Another magnificent passage is when Anatole, the French chef, throws a tantrum and starts cursing in English. But because he's spent most of his career working for New York gangsters and English aristocrats, his English is a weird mash up of accents and slang. What comes out is stunning. I honestly think Wodehouse is the greatest writer England produced in the 20th century. I know the critics would go for Woolf or D H Lawrence, but Wodehouse is unique. I could imagine the USA or Australia producing a writer like Lawrence. And I could imagine a country like France producing Woolf. But no other nation could have produced Wodehouse.

I think USA came pretty close with Damon Runyon. Similar in many ways, short story format, recurrent characters, language based comedy. Set amongst gangsters in prohibition era USA and the inspiration for "Guys and Dolls"

Talipesmum · 21/05/2024 17:51

I started with The Inimitable Jeeves at that age. I was so happy when I learned there were more of them!

crumpet · 21/05/2024 17:56

Oh how I would like a Jeeves to make me a patented pick-me-up, lay out my clothes and run a bath

TheCountessofFitzdotterel · 21/05/2024 19:42

Talipesmum · 21/05/2024 17:51

I started with The Inimitable Jeeves at that age. I was so happy when I learned there were more of them!

I was a little younger I think but I vividly remember reading my first. I found a copy of Very Good, Jeeves at my grandma’s house in Yorkshire and started reading it while the adults had boring adult conversations. She said I could have it so I read it in the car on the way back to Essex that night, straining to keep reading as it got darker and in the end just snatching a few more pages of the swan and the cabinet minister every time we went through a town with street lights (it was not all motorways in those days!)

Puppylucky · 21/05/2024 19:59

How serendipitous! I have literally just started re- reading PG Wodehouse via an omnibus that I downloaded on a whim a few months ago and agreed with every word written by @Harriet766 . I came to Wodehouse at 12, courtesy of my older brother and he has influenced my way of speaking and writing ever since. I am still laughing out loud as I read him for the umpteenth time. As for the changing social mores, I was fascinated by the glimpse the books offered me into another world ( Mansion flats! Gentlemen's clubs!). I think we should read books that are of another time and place to really understand the world.

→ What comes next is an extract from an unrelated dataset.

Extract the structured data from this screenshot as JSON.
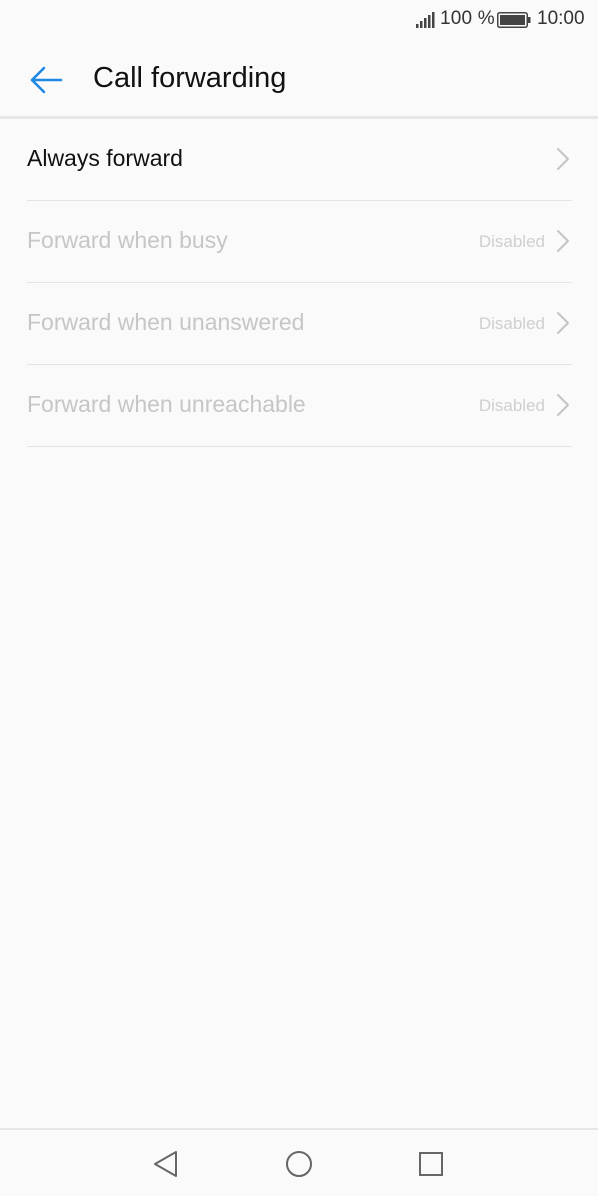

SilverBranchGoldenPears · 21/05/2024 21:22

I had a very difficult time as a teen in the late 80s, 90s and i am remembering now how the wonders of Wodehouse brought me through so much. His writing is just joyous and funny and a celebration of being human. I now must rush off and order some for my kids.

AbsolutelyFemale · 21/05/2024 22:50

Such wonderful books. Love them, this is a great thread, am definitely going to download them all now ready for my holiday next week.

Thanks OP.

QueenCarrot · 21/05/2024 22:56

If one could live in literature I’d choose to live in a Wodehouse novel.

CountingCrones · 21/05/2024 23:10

I read every one my (excellent) public library had the summer I was 22. It was a glorious summer, and Wodehouse inevitably reminds me of sunny days.

I remember snorting laughing on the bus to and from work so often the bus driver eventually asked what I was reading every morning.

Cooper77 · 25/05/2024 22:31

QueenCarrot · 21/05/2024 22:56

If one could live in literature I’d choose to live in a Wodehouse novel.

Edited

Yes, same here. I want to wake up to Jeeves opening the curtains, serving me a cup of tea and telling me the weather is “inclement”.